まだ仲間たちに発表はしてないみたいだけど、女神に強硬に申し出て全員に言語理解とあの世界でも希少な収納魔法の付与をそれぞれの持ち物にこっそりサービスさせたのはさすがに私の愛し児。
男神は心の中でひっそりと笑う。
かなり強引に彼の子供たちの魂の欠片を強奪して行った女神の世界に圧倒的な力を持つ彼の子供たちが蔓延ってゆく。
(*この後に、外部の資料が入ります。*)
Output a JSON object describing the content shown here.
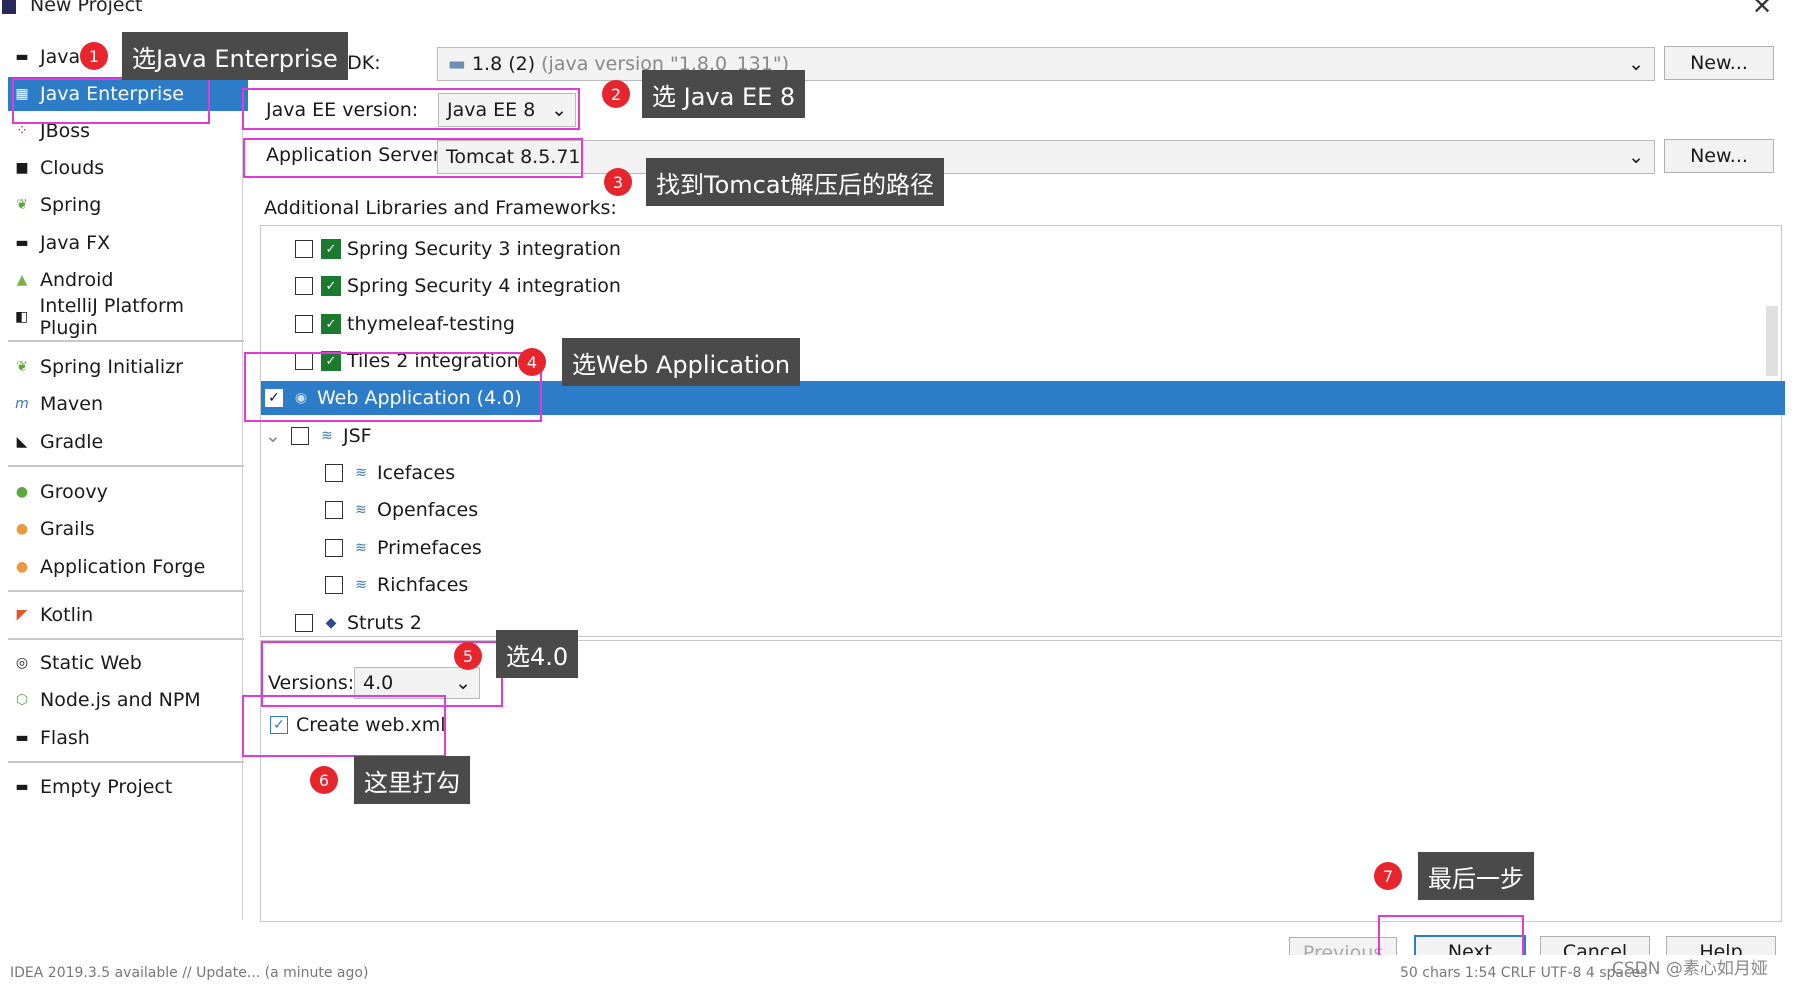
{
  "window": {
    "title": "New Project"
  },
  "sidebar": {
    "items": [
      {
        "label": "Java",
        "icon": "folder-icon"
      },
      {
        "label": "Java Enterprise",
        "icon": "enterprise-icon",
        "selected": true
      },
      {
        "label": "JBoss",
        "icon": "jboss-icon"
      },
      {
        "label": "Clouds",
        "icon": "cloud-icon"
      },
      {
        "label": "Spring",
        "icon": "spring-leaf-icon"
      },
      {
        "label": "Java FX",
        "icon": "folder-icon"
      },
      {
        "label": "Android",
        "icon": "android-icon"
      },
      {
        "label": "IntelliJ Platform Plugin",
        "icon": "plugin-icon"
      },
      {
        "label": "Spring Initializr",
        "icon": "spring-initializr-icon"
      },
      {
        "label": "Maven",
        "icon": "maven-icon"
      },
      {
        "label": "Gradle",
        "icon": "gradle-icon"
      },
      {
        "label": "Groovy",
        "icon": "groovy-icon"
      },
      {
        "label": "Grails",
        "icon": "grails-icon"
      },
      {
        "label": "Application Forge",
        "icon": "grails-icon"
      },
      {
        "label": "Kotlin",
        "icon": "kotlin-icon"
      },
      {
        "label": "Static Web",
        "icon": "globe-icon"
      },
      {
        "label": "Node.js and NPM",
        "icon": "nodejs-icon"
      },
      {
        "label": "Flash",
        "icon": "flash-icon"
      },
      {
        "label": "Empty Project",
        "icon": "folder-icon"
      }
    ]
  },
  "sdk": {
    "label": "Project SDK:",
    "value": "1.8 (2)",
    "detail": "(java version \"1.8.0_131\")",
    "new_label": "New..."
  },
  "javaee": {
    "label": "Java EE version:",
    "value": "Java EE 8"
  },
  "server": {
    "label": "Application Server:",
    "value": "Tomcat 8.5.71",
    "new_label": "New..."
  },
  "libraries": {
    "label": "Additional Libraries and Frameworks:",
    "items": [
      {
        "label": "Spring Security 3 integration",
        "checked": false
      },
      {
        "label": "Spring Security 4 integration",
        "checked": false
      },
      {
        "label": "thymeleaf-testing",
        "checked": false
      },
      {
        "label": "Tiles 2 integration",
        "checked": false
      },
      {
        "label": "Web Application (4.0)",
        "checked": true,
        "selected": true
      },
      {
        "label": "JSF",
        "checked": false
      },
      {
        "label": "Icefaces",
        "checked": false
      },
      {
        "label": "Openfaces",
        "checked": false
      },
      {
        "label": "Primefaces",
        "checked": false
      },
      {
        "label": "Richfaces",
        "checked": false
      },
      {
        "label": "Struts 2",
        "checked": false
      }
    ]
  },
  "versions": {
    "label": "Versions:",
    "value": "4.0"
  },
  "create_webxml": {
    "label": "Create web.xml",
    "checked": true
  },
  "buttons": {
    "previous": "Previous",
    "next": "Next",
    "cancel": "Cancel",
    "help": "Help"
  },
  "annotations": [
    {
      "num": "1",
      "text": "选Java Enterprise"
    },
    {
      "num": "2",
      "text": "选 Java EE 8"
    },
    {
      "num": "3",
      "text": "找到Tomcat解压后的路径"
    },
    {
      "num": "4",
      "text": "选Web Application"
    },
    {
      "num": "5",
      "text": "选4.0"
    },
    {
      "num": "6",
      "text": "这里打勾"
    },
    {
      "num": "7",
      "text": "最后一步"
    }
  ],
  "watermark": "CSDN @素心如月娅",
  "statusbar": {
    "left": "IDEA 2019.3.5 available // Update... (a minute ago)",
    "right": "50 chars   1:54   CRLF   UTF-8   4 spaces"
  },
  "colors": {
    "selection": "#2d7cc8",
    "annotation_box": "#e23ad8",
    "badge": "#e6262c",
    "callout_bg": "#4a4a4a"
  }
}
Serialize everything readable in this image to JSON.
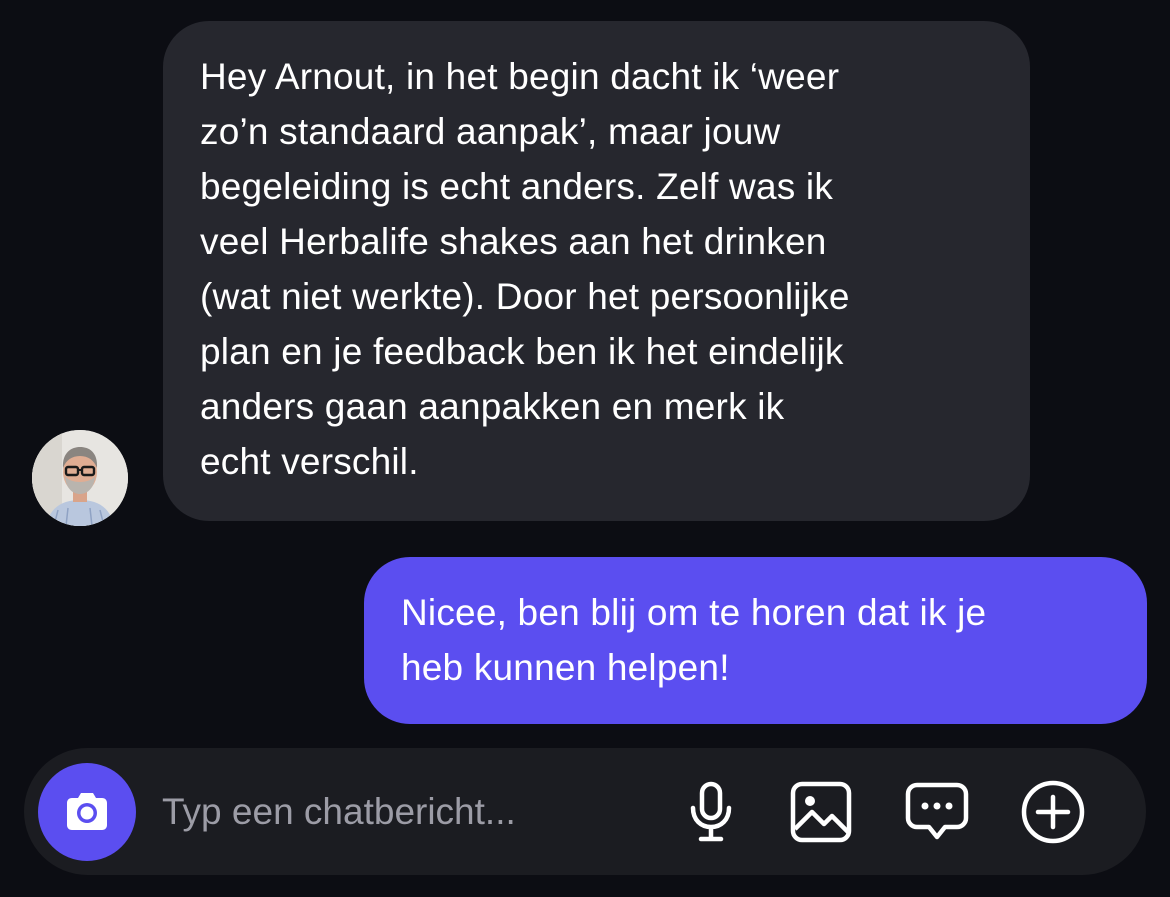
{
  "incoming": {
    "lines": [
      "Hey Arnout, in het begin dacht ik ‘weer",
      "zo’n standaard aanpak’, maar jouw",
      "begeleiding is echt anders. Zelf was ik",
      "veel Herbalife shakes aan het drinken",
      "(wat niet werkte). Door het persoonlijke",
      "plan en je feedback ben ik het eindelijk",
      "anders gaan aanpakken en merk ik",
      "echt verschil."
    ]
  },
  "outgoing": {
    "lines": [
      "Nicee, ben blij om te horen dat ik je",
      "heb kunnen helpen!"
    ]
  },
  "composer": {
    "placeholder": "Typ een chatbericht..."
  },
  "icons": {
    "avatar": "person-photo-avatar",
    "camera": "camera-icon",
    "mic": "microphone-icon",
    "gallery": "image-icon",
    "chat": "chat-bubble-icon",
    "plus": "plus-circle-icon"
  },
  "colors": {
    "background": "#0c0d13",
    "incoming_bubble": "#26272e",
    "outgoing_bubble": "#5b4ef0",
    "composer": "#1b1c21",
    "accent": "#5b4ef0"
  }
}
そう、子供たちのコピーを願ったのではなく要求したのだ。
数千万年前のちょっとした貸しをカタに。
コピーとはいえ魂の欠片を必要とするのだ。
直ぐに欠けは元に戻り欠片も全きものとなるけれど、強奪は強奪だ。
停滞しているくせに女神の世界は古い。
神は古く年経ているほど色が抜けて白くなってくる。
それから見れば鮮やかな色彩を纏った男神の若さは一目瞭然。
女神にそのつもりはなくとも要求されれば借りを持つ身とすれば断れないのだ。
だから愛し児を送った。
ちょっとした意趣返しに。
何事も無ければ普通に歳を取り死んでゆくけれど、その何かが起きた時二人一対のリーダーとして世界をも導くことのできる特別な魂を。